Simple Python Search Spider, Page Ranker, and Visualizer

This is a set of programs that emulate some of the functions of a 
search engine.  They store their data in a SQLITE3 database named
'content.db'.  This file can be removed at any time to restart the
process.   

We will start with an empty (just removed) content.db

spider.py

This program crawls a web site and pulls a series of pages into the
database, recording the links between pages.

rm content.db
python spider.py 
Enter new web or enter: http://www.dr-chuck.com/
Webs: ['http://www.dr-chuck.com/']
How many pages:2
1 http://www.dr-chuck.com/ 12
2 http://www.dr-chuck.com/csev-blog/ 57
How many pages:

In this sample run, we told it to crawl a website and retrieve two 
pages.  If you restart the program again and tell it to crawl more
pages, it will not re-crawl any pages already in the database.  Upon 
restart it goes to the top non-crawled page and starts there.  So 
each successive run of spider.py is additive.

python spider.py 
Enter web url or enter:
Webs: ['http://www.dr-chuck.com/']
How many pages:3
3 http://www.dr-chuck.com/csev-blog 57
4 http://www.dr-chuck.com/dr-chuck/resume/speaking.htm 1
5 http://www.dr-chuck.com/dr-chuck/resume/index.htm 13
How many pages:

If you want to dump the contents of the content.db file, you can 
run spdump.py as follows:

python spdump.py 
(5, None, 1.0, 3, u'http://www.dr-chuck.com/csev-blog')
(3, None, 1.0, 4, u'http://www.dr-chuck.com/dr-chuck/resume/speaking.htm')
(1, None, 1.0, 2, u'http://www.dr-chuck.com/csev-blog/')
(1, None, 1.0, 5, u'http://www.dr-chuck.com/dr-chuck/resume/index.htm')
4 rows.

This shows the number of incoming links, the old page rank, the new page
rank, the id of the page, and the url of the page.  The spdump.py program
only shows pages that have at least one incoming link to them.

Once you have a few pages in the database, you can run Page Rank on the
pages using the sprank.py program.  You simply tell it how many Page
Rank iterations to run.

python sprank.py 
How many iterations:2
1 0.0
2 0.0
[(1, 0.559), (2, 0.659), (3, 0.985), (4, 2.135), (5, 0.659)]
Creating JSON output on content.json...

You can dump the daabase again to see that page rank has been updated:

python spdump.py 
(5, 1.0, 0.985, 3, u'http://www.dr-chuck.com/csev-blog')
(3, 1.0, 2.135, 4, u'http://www.dr-chuck.com/dr-chuck/resume/speaking.htm')
(1, 1.0, 0.659, 2, u'http://www.dr-chuck.com/csev-blog/')
(1, 1.0, 0.659, 5, u'http://www.dr-chuck.com/dr-chuck/resume/index.htm')
4 rows.

You can run sprank.py as many times as you like and it will simply refine
the page rank the more times you run it.  You can even run sprank.py a few times
and then go spider a few more pages sith spider.py and then run sprank.py
to converge the page ranks.

If you want to restart the Page Rank calculations without re-retrieving the 
web pages, you can use spreset.py

python spreset.py 
All pages set to a rank of 1.0
python sprank.py 
How many iterations:2
1 0.0
2 0.0
[(1, 0.559), (2, 0.659), (3, 0.985), (4, 2.135), (5, 0.659)]
Creating JSON output on content.json...

Whenever the sprank.py program finishes, it dumps the contents of the 
database (strongly connected component only) into the file content.json.
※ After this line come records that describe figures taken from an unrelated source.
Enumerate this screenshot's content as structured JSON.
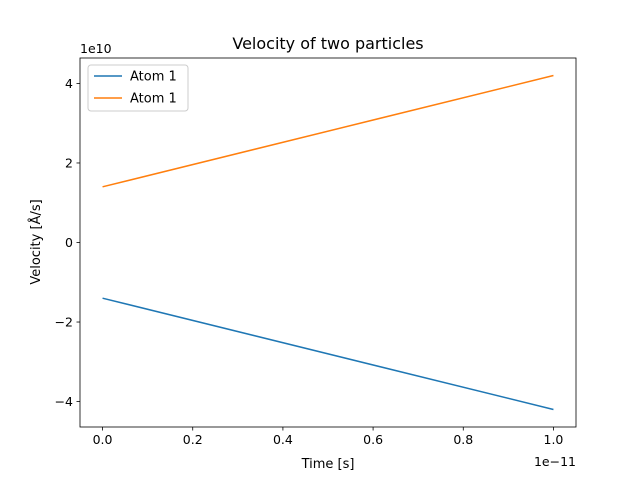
{
  "chart_data": {
    "type": "line",
    "title": "Velocity of two particles",
    "xlabel": "Time [s]",
    "ylabel": "Velocity [Å/s]",
    "x_offset_text": "1e−11",
    "y_offset_text": "1e10",
    "x_multiplier": 1e-11,
    "y_multiplier": 10000000000.0,
    "xlim": [
      -0.05,
      1.05
    ],
    "ylim": [
      -4.64,
      4.64
    ],
    "x_ticks": [
      0.0,
      0.2,
      0.4,
      0.6,
      0.8,
      1.0
    ],
    "x_tick_labels": [
      "0.0",
      "0.2",
      "0.4",
      "0.6",
      "0.8",
      "1.0"
    ],
    "y_ticks": [
      -4,
      -2,
      0,
      2,
      4
    ],
    "y_tick_labels": [
      "−4",
      "−2",
      "0",
      "2",
      "4"
    ],
    "grid": false,
    "legend_position": "upper-left",
    "series": [
      {
        "name": "Atom 1",
        "color": "#1f77b4",
        "x": [
          0.0,
          1.0
        ],
        "y": [
          -1.4,
          -4.2
        ]
      },
      {
        "name": "Atom 1",
        "color": "#ff7f0e",
        "x": [
          0.0,
          1.0
        ],
        "y": [
          1.4,
          4.2
        ]
      }
    ]
  }
}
You
can view this data by opening the file force.html in your web browser.  This 
shows an automatic layout of the nodes and links.  You can click and 
drag any node and you can also double click on a node to find the URL
that is represented by the node.

This visualization is provided using the force layout from:

http://mbostock.github.com/d3/

If you rerun the other utilities and then re-run sprank.py - you merely
have to press refresh in the browser to get the new data from content.json.